A Google patent granted this week targets map spammers, who submit information about businesses to Google Maps, in a manner referred to as keyword stuffing.
The patent attempts to find words submitted by business owners as titles for businesses names that trigger a surprisingness value for combinations of words within a business title to determine whether a business listing is legitimate or fraudulent.
Traditionally, in Google Maps, the ranking signals used by business listings to include those businesses in search results depend upon their distance from a searcher, how prominent a business might be on the web, and how relevant the title for a business might be to the query used in a search to find the business.
When someone searches for a business. Google Maps may show off prominent businesses based on the searcher’s location. This patent targets people who might use that information to attract people to unrelated websites, by faking information in business listings. This patent targets people trying to take advantage of the use of well-known businesses located in a specific area:
For example, a third party hijacker (or a hijack spammer) is a third party that tries to get a particular business identified or associated with another highly prominent business such that the particular business’s listing or information is displayed prominently in a list of search result.
We’re told that important businesses may be targeted, like well-known restaurants or hotels, and information about them such as their contact information, like a phone number, may be submitted into listing data associated with the particular business. This patent looks for when a hijacker attempts to insert that prominent business’s title (name) into the title or content of a submitted business’ listing, to engage in creating a fraudulent or “keyword-stuffed” listing.
The patent provides an example of someone trying to do this.
A keyword-stuffed business listing shows up on a search for “courtyard 4422 y st marriott sacramento” into Google map search.
That search result includes a business listing for “$28 Locksmith Sacramento.”
The patent tells us that since this search was for a hotel, the business listing would be considered unrelated.
But, it shows up in that search because it has references, such as user reviews, to the name and address of a Courtyard by Marriott.
The business listed in that search may not be a legitimate business.
Identifying Fraud in Business Listings
The patent tells us about a machine learning classifier approach, that could learn differences between spam and non-spam, by looking at combinations of words in large collection of business titles. If a business name is submitted that triggers a surprisingness value above a certain threshold based upon the words within that title, it might be considered spam.
The patent is:
Systems and methods of detecting keyword-stuffed business titles
Invented by Baris Yuksel, Lev Ratinov
Assigned to Google
US Patent 9,135,625
Granted September 15, 2015
Filed: May 9, 2013
The present invention relates generally to identifying fraudulent businesses and business listings. More specifically, the invention relates to determining a “surprisingness” value for a particular combination of words in a business title based on the likelihood that the combination has appeared in legitimate business titles.

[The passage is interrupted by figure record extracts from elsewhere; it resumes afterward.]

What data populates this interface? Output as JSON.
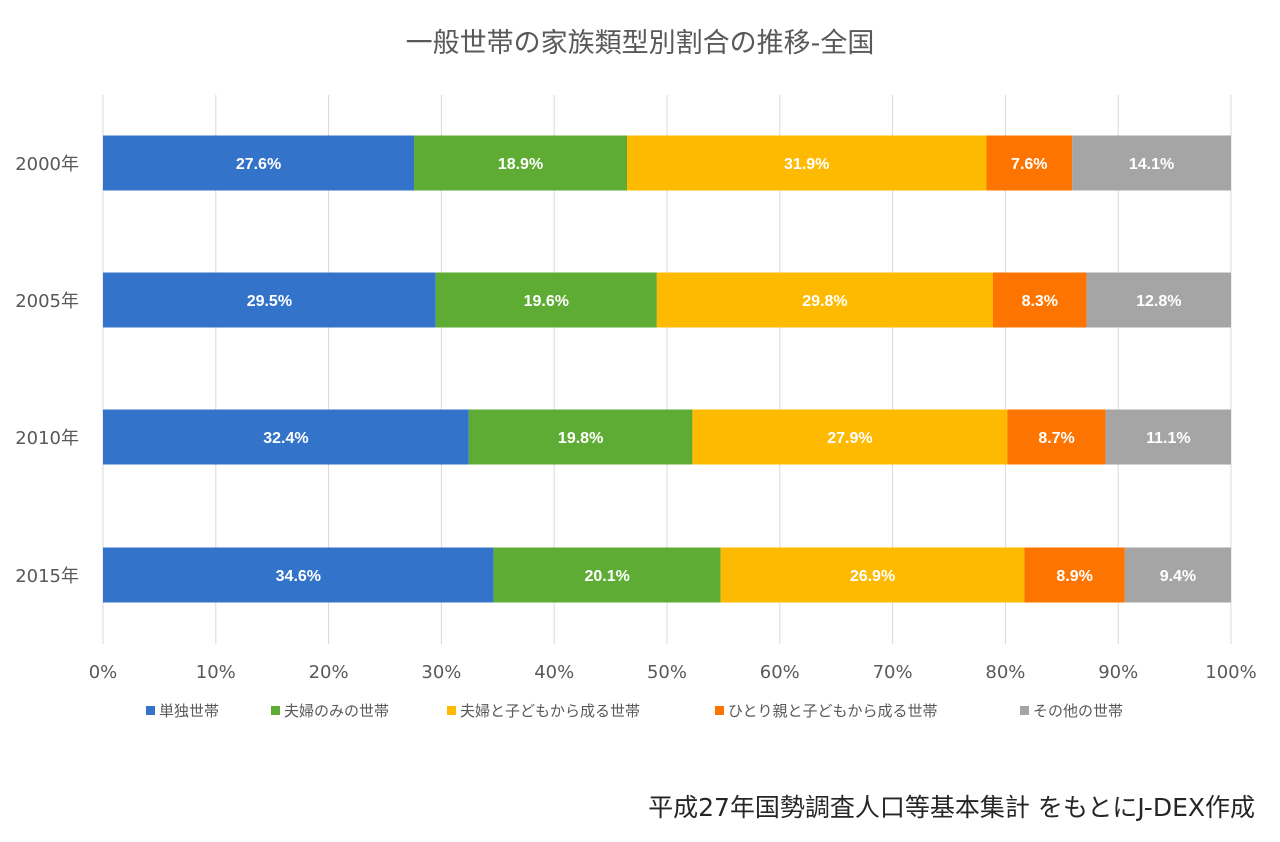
{
  "chart_data": {
    "type": "bar",
    "orientation": "horizontal",
    "stacked": "percent",
    "title": "一般世帯の家族類型別割合の推移-全国",
    "categories": [
      "2000年",
      "2005年",
      "2010年",
      "2015年"
    ],
    "series": [
      {
        "name": "単独世帯",
        "color": "#3473CA",
        "values": [
          27.6,
          29.5,
          32.4,
          34.6
        ],
        "labels": [
          "27.6%",
          "29.5%",
          "32.4%",
          "34.6%"
        ]
      },
      {
        "name": "夫婦のみの世帯",
        "color": "#5EAC34",
        "values": [
          18.9,
          19.6,
          19.8,
          20.1
        ],
        "labels": [
          "18.9%",
          "19.6%",
          "19.8%",
          "20.1%"
        ]
      },
      {
        "name": "夫婦と子どもから成る世帯",
        "color": "#FDBA00",
        "values": [
          31.9,
          29.8,
          27.9,
          26.9
        ],
        "labels": [
          "31.9%",
          "29.8%",
          "27.9%",
          "26.9%"
        ]
      },
      {
        "name": "ひとり親と子どもから成る世帯",
        "color": "#FD7500",
        "values": [
          7.6,
          8.3,
          8.7,
          8.9
        ],
        "labels": [
          "7.6%",
          "8.3%",
          "8.7%",
          "8.9%"
        ]
      },
      {
        "name": "その他の世帯",
        "color": "#A5A5A5",
        "values": [
          14.1,
          12.8,
          11.1,
          9.4
        ],
        "labels": [
          "14.1%",
          "12.8%",
          "11.1%",
          "9.4%"
        ]
      }
    ],
    "xlim": [
      0,
      100
    ],
    "xticks": [
      0,
      10,
      20,
      30,
      40,
      50,
      60,
      70,
      80,
      90,
      100
    ],
    "xtick_labels": [
      "0%",
      "10%",
      "20%",
      "30%",
      "40%",
      "50%",
      "60%",
      "70%",
      "80%",
      "90%",
      "100%"
    ],
    "grid": true,
    "legend_position": "bottom",
    "source": "平成27年国勢調査人口等基本集計 をもとにJ-DEX作成"
  }
}
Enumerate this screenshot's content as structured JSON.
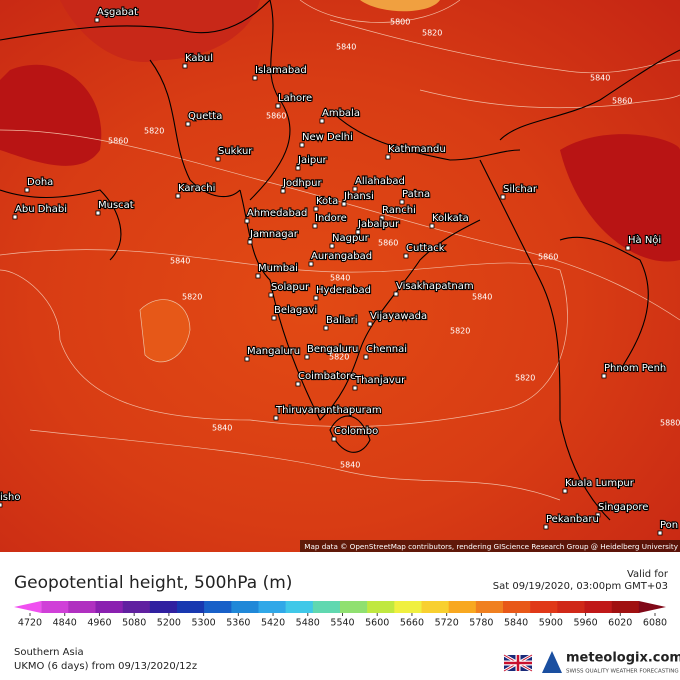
{
  "map": {
    "cities": [
      "Aşgabat",
      "Kabul",
      "Islamabad",
      "Lahore",
      "Quetta",
      "Ambala",
      "New Delhi",
      "Sukkur",
      "Kathmandu",
      "Jaipur",
      "Karachi",
      "Jodhpur",
      "Allahabad",
      "Patna",
      "Silchar",
      "Doha",
      "Jhansi",
      "Kota",
      "Abu Dhabi",
      "Muscat",
      "Ahmedabad",
      "Indore",
      "Ranchi",
      "Jabalpur",
      "Kolkata",
      "Jamnagar",
      "Nagpur",
      "Cuttack",
      "Hà Nội",
      "Aurangabad",
      "Mumbai",
      "Solapur",
      "Hyderabad",
      "Visakhapatnam",
      "Belagavi",
      "Ballari",
      "Vijayawada",
      "Mangaluru",
      "Bengaluru",
      "Chennai",
      "Phnom Penh",
      "Coimbatore",
      "Thanjavur",
      "Thiruvananthapuram",
      "Colombo",
      "Kuala Lumpur",
      "Singapore",
      "Pekanbaru",
      "Pon",
      "isho"
    ],
    "contour_labels": [
      "5800",
      "5820",
      "5840",
      "5840",
      "5860",
      "5860",
      "5820",
      "5860",
      "5840",
      "5860",
      "5860",
      "5840",
      "5840",
      "5820",
      "5820",
      "5820",
      "5840",
      "5840",
      "5820",
      "5880"
    ],
    "attribution": "Map data © OpenStreetMap contributors, rendering GIScience Research Group @ Heidelberg University"
  },
  "legend": {
    "title": "Geopotential height, 500hPa (m)",
    "valid_label": "Valid for",
    "valid_time": "Sat 09/19/2020, 03:00pm GMT+03",
    "region": "Southern Asia",
    "model": "UKMO (6 days) from 09/13/2020/12z",
    "brand": "meteologix.com",
    "tagline": "SWISS QUALITY WEATHER FORECASTING",
    "ticks": [
      4720,
      4840,
      4960,
      5080,
      5200,
      5300,
      5360,
      5420,
      5480,
      5540,
      5600,
      5660,
      5720,
      5780,
      5840,
      5900,
      5960,
      6020,
      6080
    ],
    "colors": [
      "#f050f0",
      "#d040d8",
      "#b030c0",
      "#8a20b0",
      "#6020a0",
      "#3020a0",
      "#1838b0",
      "#1860c8",
      "#2088d8",
      "#30a8e8",
      "#40c8e8",
      "#60d8b0",
      "#90e070",
      "#c0e840",
      "#f0f040",
      "#f8d030",
      "#f8a820",
      "#f08020",
      "#e85818",
      "#e03818",
      "#d02818",
      "#c01818",
      "#a01010",
      "#800818"
    ]
  }
}
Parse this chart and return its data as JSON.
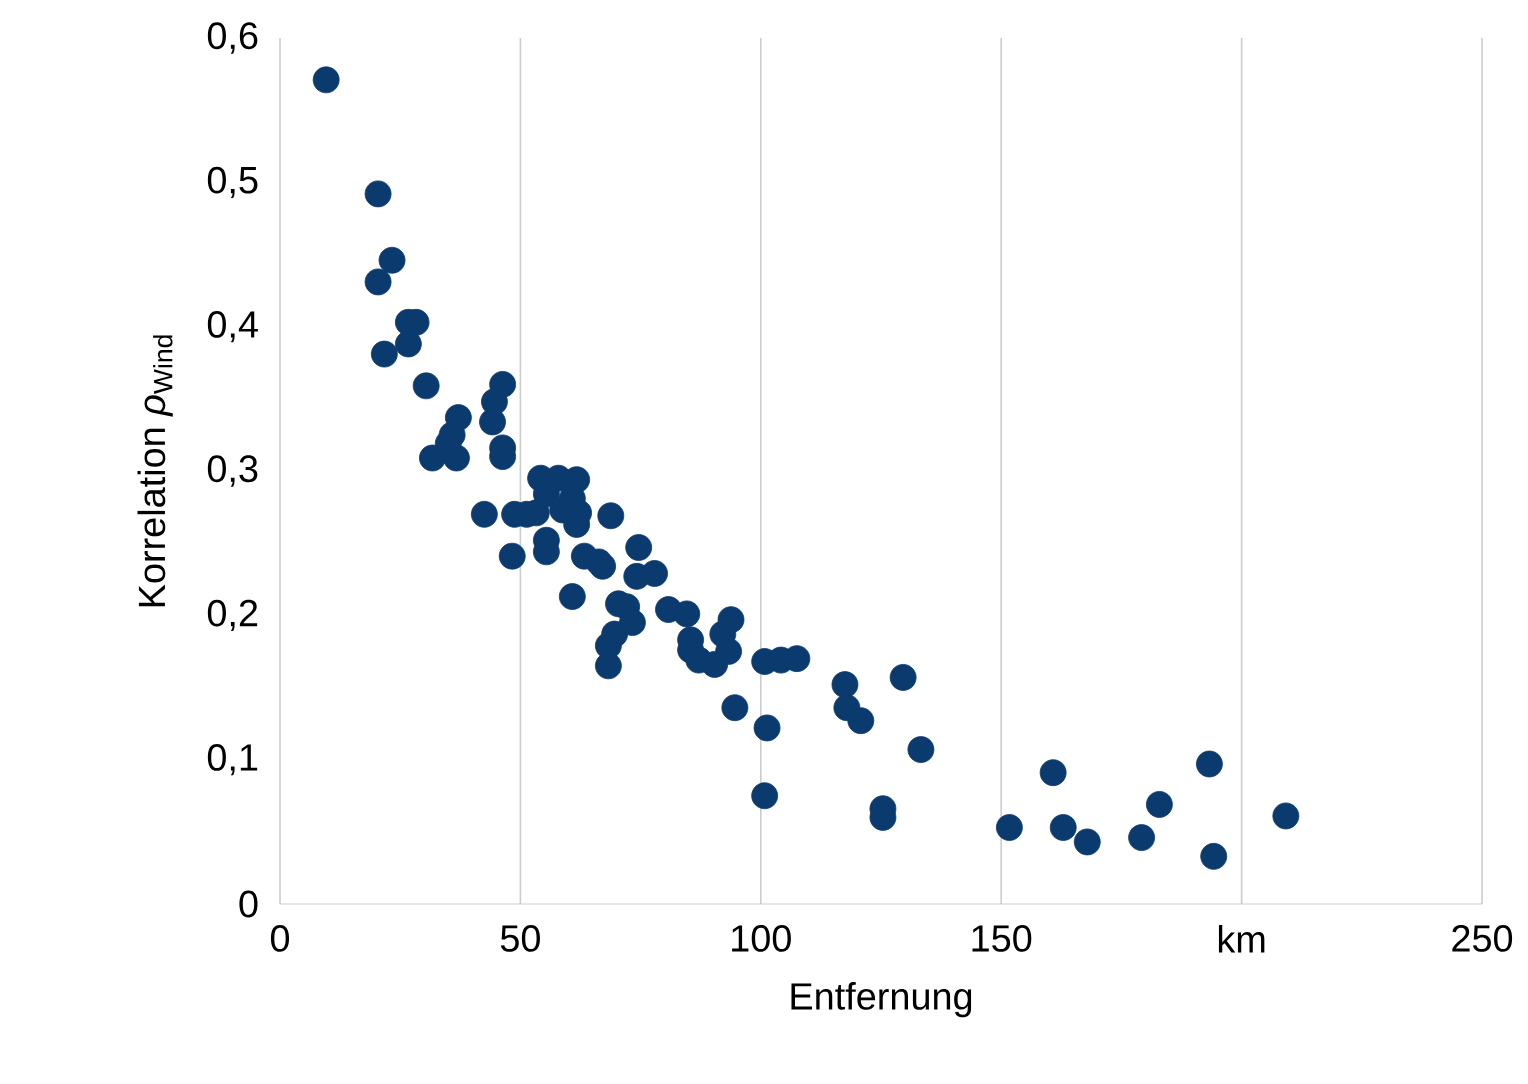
{
  "chart_data": {
    "type": "scatter",
    "xlabel": "Entfernung",
    "ylabel": "Korrelation *ρ*$_{Wind}$",
    "color": "#0b3a6e",
    "marker": "circle",
    "grid": "x",
    "xlim": [
      0,
      250
    ],
    "ylim": [
      0,
      0.6
    ],
    "xticks": [
      0,
      50,
      100,
      150,
      {
        "value": 200,
        "label": "km"
      },
      250
    ],
    "yticks": [
      0,
      {
        "value": 0.1,
        "label": "0,1"
      },
      {
        "value": 0.2,
        "label": "0,2"
      },
      {
        "value": 0.3,
        "label": "0,3"
      },
      {
        "value": 0.4,
        "label": "0,4"
      },
      {
        "value": 0.5,
        "label": "0,5"
      },
      {
        "value": 0.6,
        "label": "0,6"
      }
    ],
    "x": [
      9.6,
      20.4,
      20.4,
      23.3,
      21.7,
      26.7,
      28.3,
      26.7,
      30.4,
      31.7,
      35,
      36.7,
      37.1,
      35.8,
      42.5,
      44.2,
      44.6,
      46.3,
      46.3,
      46.3,
      48.3,
      48.8,
      51.3,
      53.3,
      54.2,
      55.4,
      55.4,
      55.4,
      57.9,
      58.8,
      60.4,
      60.8,
      61.7,
      61.7,
      60.8,
      63.3,
      62.1,
      66.3,
      67.1,
      68.8,
      68.3,
      68.3,
      69.6,
      70.4,
      72.1,
      73.3,
      74.2,
      74.6,
      77.9,
      80.8,
      84.6,
      85.4,
      85.4,
      87.1,
      88.3,
      89.6,
      90.4,
      91.3,
      92.1,
      93.3,
      93.8,
      94.6,
      100.8,
      101.3,
      100.8,
      104.2,
      107.5,
      117.5,
      117.9,
      120.8,
      129.6,
      133.3,
      125.4,
      125.4,
      151.7,
      160.8,
      162.9,
      167.9,
      179.2,
      182.9,
      193.3,
      194.2,
      209.2
    ],
    "values": [
      0.571,
      0.492,
      0.431,
      0.446,
      0.381,
      0.403,
      0.403,
      0.388,
      0.359,
      0.309,
      0.319,
      0.309,
      0.337,
      0.325,
      0.27,
      0.334,
      0.348,
      0.36,
      0.316,
      0.31,
      0.241,
      0.27,
      0.27,
      0.271,
      0.295,
      0.284,
      0.252,
      0.244,
      0.295,
      0.273,
      null,
      0.281,
      0.263,
      0.294,
      0.213,
      0.241,
      0.271,
      0.237,
      0.234,
      0.269,
      0.179,
      0.165,
      0.187,
      0.208,
      0.206,
      0.195,
      0.227,
      0.247,
      0.229,
      0.204,
      0.201,
      0.183,
      0.176,
      0.169,
      null,
      null,
      0.166,
      null,
      0.187,
      0.175,
      0.197,
      0.136,
      0.168,
      0.122,
      0.075,
      0.169,
      0.17,
      0.152,
      0.136,
      0.127,
      0.157,
      0.107,
      0.066,
      0.06,
      0.053,
      0.091,
      0.053,
      0.043,
      0.046,
      0.069,
      0.097,
      0.033,
      0.061
    ]
  }
}
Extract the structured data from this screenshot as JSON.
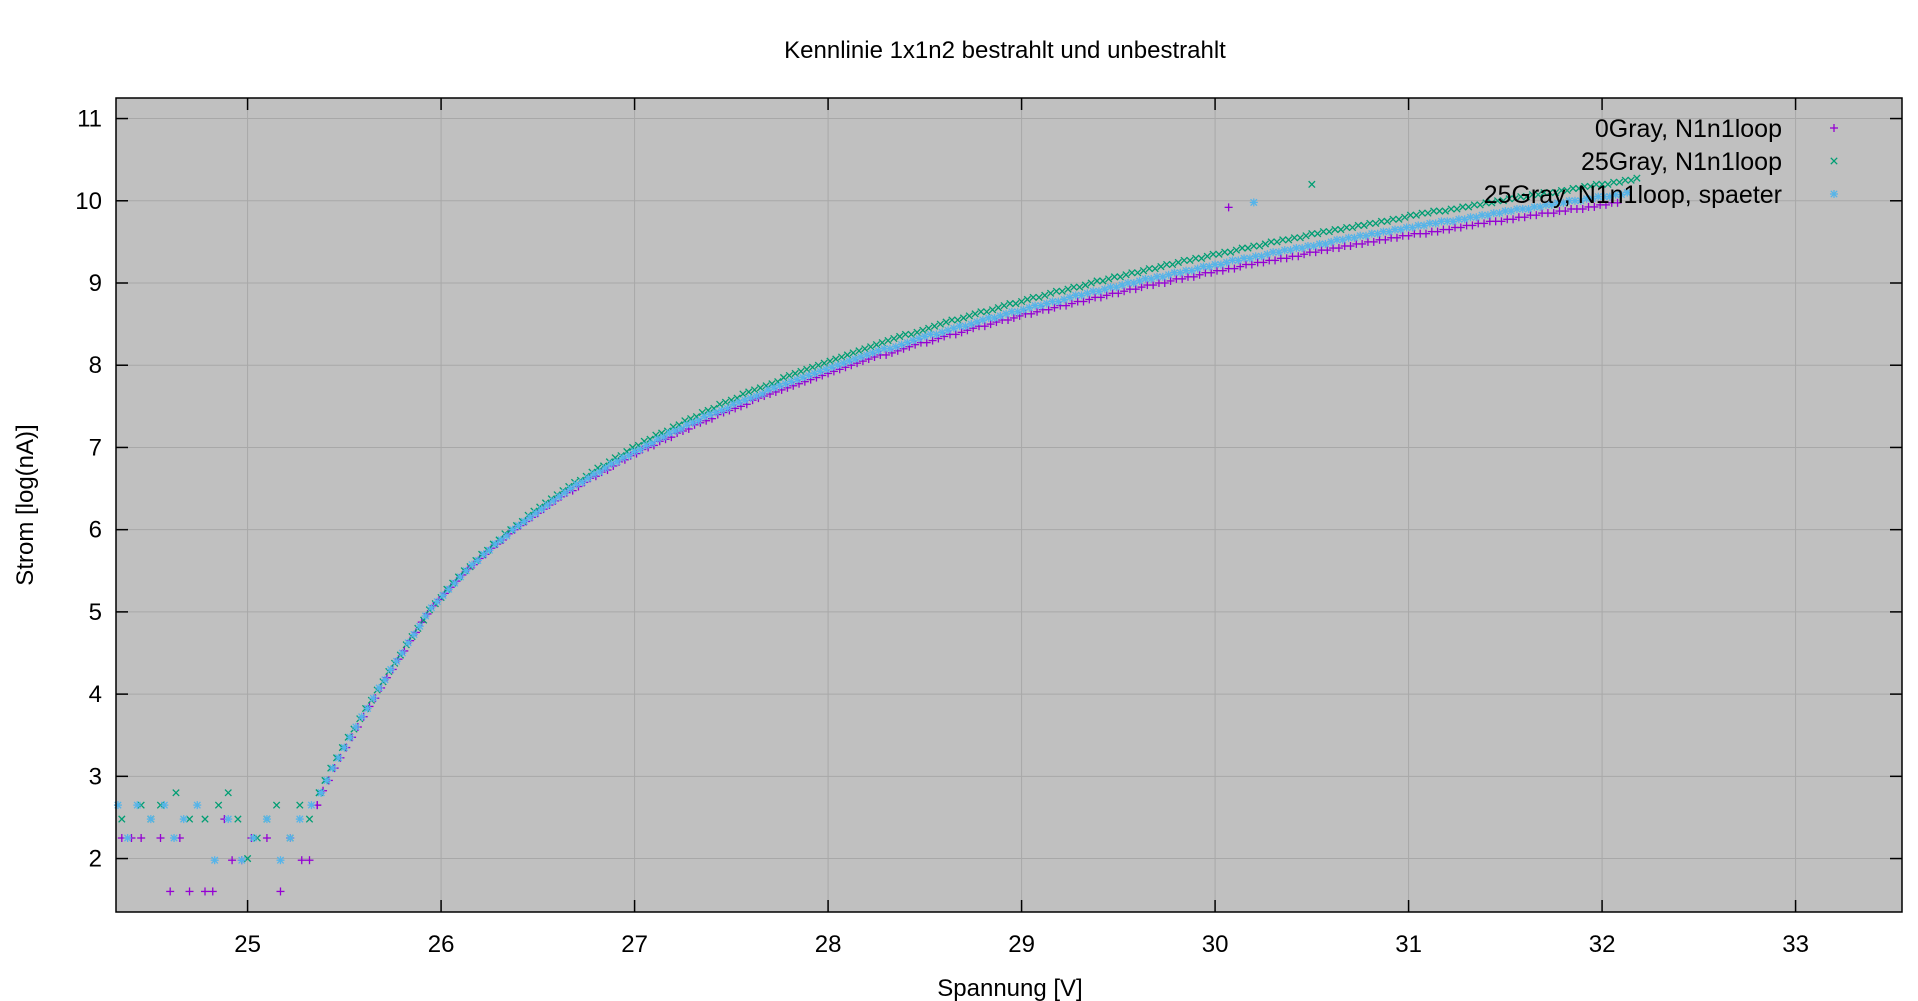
{
  "chart_data": {
    "type": "scatter",
    "title": "Kennlinie 1x1n2 bestrahlt und unbestrahlt",
    "xlabel": "Spannung [V]",
    "ylabel": "Strom [log(nA)]",
    "xlim": [
      24.32,
      33.55
    ],
    "ylim": [
      1.35,
      11.25
    ],
    "xticks": [
      25,
      26,
      27,
      28,
      29,
      30,
      31,
      32,
      33
    ],
    "yticks": [
      2,
      3,
      4,
      5,
      6,
      7,
      8,
      9,
      10,
      11
    ],
    "grid": true,
    "legend_position": "top-right",
    "background": "#c0c0c0",
    "series": [
      {
        "name": "0Gray, N1n1loop",
        "marker": "plus",
        "color": "#9400d3",
        "points": [
          [
            24.35,
            2.25
          ],
          [
            24.4,
            2.25
          ],
          [
            24.45,
            2.25
          ],
          [
            24.55,
            2.25
          ],
          [
            24.6,
            1.6
          ],
          [
            24.65,
            2.25
          ],
          [
            24.7,
            1.6
          ],
          [
            24.78,
            1.6
          ],
          [
            24.82,
            1.6
          ],
          [
            24.88,
            2.48
          ],
          [
            24.92,
            1.98
          ],
          [
            24.97,
            1.98
          ],
          [
            25.02,
            2.25
          ],
          [
            25.1,
            2.25
          ],
          [
            25.17,
            1.6
          ],
          [
            25.22,
            2.25
          ],
          [
            25.28,
            1.98
          ],
          [
            25.32,
            1.98
          ],
          [
            25.36,
            2.65
          ]
        ],
        "curve": {
          "x_start": 25.36,
          "x_end": 32.1,
          "y_start": 2.65,
          "y_end": 9.98,
          "step": 0.03
        },
        "outliers": [
          [
            30.07,
            9.92
          ]
        ]
      },
      {
        "name": "25Gray, N1n1loop",
        "marker": "cross",
        "color": "#009e73",
        "points": [
          [
            24.35,
            2.48
          ],
          [
            24.45,
            2.65
          ],
          [
            24.5,
            2.48
          ],
          [
            24.55,
            2.65
          ],
          [
            24.63,
            2.8
          ],
          [
            24.7,
            2.48
          ],
          [
            24.78,
            2.48
          ],
          [
            24.85,
            2.65
          ],
          [
            24.9,
            2.8
          ],
          [
            24.95,
            2.48
          ],
          [
            25.0,
            2.0
          ],
          [
            25.05,
            2.25
          ],
          [
            25.1,
            2.48
          ],
          [
            25.15,
            2.65
          ],
          [
            25.22,
            2.25
          ],
          [
            25.27,
            2.65
          ],
          [
            25.32,
            2.48
          ],
          [
            25.37,
            2.8
          ]
        ],
        "curve": {
          "x_start": 25.37,
          "x_end": 32.2,
          "y_start": 2.8,
          "y_end": 10.27,
          "step": 0.03
        },
        "outliers": [
          [
            30.5,
            10.2
          ]
        ]
      },
      {
        "name": "25Gray, N1n1loop, spaeter",
        "marker": "asterisk",
        "color": "#56b4e9",
        "points": [
          [
            24.33,
            2.65
          ],
          [
            24.38,
            2.25
          ],
          [
            24.43,
            2.65
          ],
          [
            24.5,
            2.48
          ],
          [
            24.57,
            2.65
          ],
          [
            24.62,
            2.25
          ],
          [
            24.67,
            2.48
          ],
          [
            24.74,
            2.65
          ],
          [
            24.83,
            1.98
          ],
          [
            24.9,
            2.48
          ],
          [
            24.97,
            1.98
          ],
          [
            25.03,
            2.25
          ],
          [
            25.1,
            2.48
          ],
          [
            25.17,
            1.98
          ],
          [
            25.22,
            2.25
          ],
          [
            25.27,
            2.48
          ],
          [
            25.33,
            2.65
          ],
          [
            25.38,
            2.8
          ]
        ],
        "curve": {
          "x_start": 25.38,
          "x_end": 32.15,
          "y_start": 2.8,
          "y_end": 10.1,
          "step": 0.03
        },
        "outliers": [
          [
            30.2,
            9.98
          ]
        ]
      }
    ]
  }
}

The value may be used to determine whether the business or business listing is legitimate or fraudulent. For example, third party hijackers may “keyword-stuff” business titles or attempt to include words associated with prominent businesses in a title of a less prominent business associated with the third party in order to have the less prominent business displayed more often in search results for the prominent business. For example, if a business title has too many surprising word combinations or a particular combination is highly unlikely, the business listing is likely to be fraudulent or “keyword-stuffed” and may be withheld, excluded, removed from search results.
So a business title that includes the words “Locksmith Restaurant” would have a higher surprisingness value than one that contains the words “burger restaurant.” If that surprisingness value was above a certain threshold, the business listing with that phrase in its title might not be displayed as a search result.
One of the inventors listed on this patent was also listed on two more patents I wrote about earlier this year involving Google Maps and fighting MapSpam (the team at Google that tries to stop the spamming of Google Maps appears to be known as the Mapspam team according to LinkedIn Profiles for some of the people doing that). The blog post I wrote about involving that earlier patent was Google Maps Using Photos to Identify Spam?
Both of those patents involved using photos of business submitted to Google Maps to determine if they were real businesses; one involved looking at Street Views pictures of the businesses, and the other asked business owners to sent photos of their businesses to help verify their existence. In both instances, it seemed like the MapSpam team wanted to look at photos that listed the addresses of the businesses submitted.
Automating a way to look at how “surprising” the titles of business names may be seems like a good way to flag businesses that might seem suspicious. As this patent says, looking for “too many surprising word combinations or a particular combination is highly unlikely” do sound like good ideas when trying to notice people submitting fake business information.